Slowdown forcing developers to look for ‘affordable’ housing

May 7th, 2008 - 12:45 pm ICT by admin  

By Anuradha Shukla
New Delhi, May 7 (IANS) With a slowdown looming over India’s realty industry, developers are shifting their focus to ‘affordable’ housing. “Luxury housing, with world class amenities, is restricted to high end users who constitute only five percent of the population. It is high time developers looked for the large middle class population which requires affordable housing,” added Rohtash Goel, chairman of Omaxe, a real estate giant.

Experts from the market point out that developers are being forced to look for affordable options - costing below Rs.2.5 million - because of lack of buyers for luxury housing - Rs.5 million and above.

According to Cushman and Wakefield, a real estate firm, prices in New Delhi and other parts of northern India, have fallen by at least 20 percent over the past year.

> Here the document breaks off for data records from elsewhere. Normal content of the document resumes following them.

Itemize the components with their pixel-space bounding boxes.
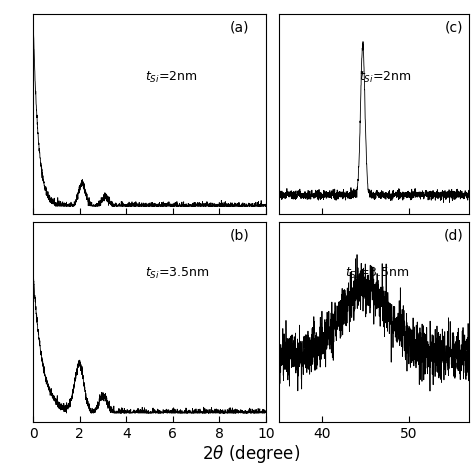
Text: $t_{Si}$=2nm: $t_{Si}$=2nm [359,70,411,85]
Text: (a): (a) [230,20,250,34]
Text: $t_{Si}$=2nm: $t_{Si}$=2nm [145,70,198,85]
Text: 2$\theta$ (degree): 2$\theta$ (degree) [202,443,301,465]
Text: (b): (b) [230,228,250,242]
Text: (c): (c) [445,20,464,34]
Text: $t_{Si}$=3.5nm: $t_{Si}$=3.5nm [346,266,410,281]
Text: $t_{Si}$=3.5nm: $t_{Si}$=3.5nm [145,266,210,281]
Text: (d): (d) [444,228,464,242]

And experts predict that the slowdown is going to prevail until there is a price correction.

“Developers are talking about low-cost housing because there is demand there,” said Anshuman Magazine, managing director of CB Richard Ellis in India. “But there’s a need to reduce land costs and build infrastructure first.”

“Property prices badly need a correction. It was a booming market, so developers didn’t think before quoting a price. Developers have been overpaying for land, making the wrong product and not doing their research”, said a source from property developing giant DLF.

“Even land prices that have multiplied over the last three years are expected to drop anywhere between 15 percent and 50 percent in the coming year,” he added.

And that is the reason why even big developers like Mahindra Lifespace, DLF, Raheja and Unitech, that were primarily engaged in luxury class apartments and townships, are talking of affordable options.

DLF is changing its housing designs in Delhi’s suburb Gurgaon to squeeze in more two-bedroom units, along with four-bedroom homes.

“Developers had piled on to the top end of the housing market where profit margins are the highest. But it is time to think of affordable options and more realistic prices,” Goel added.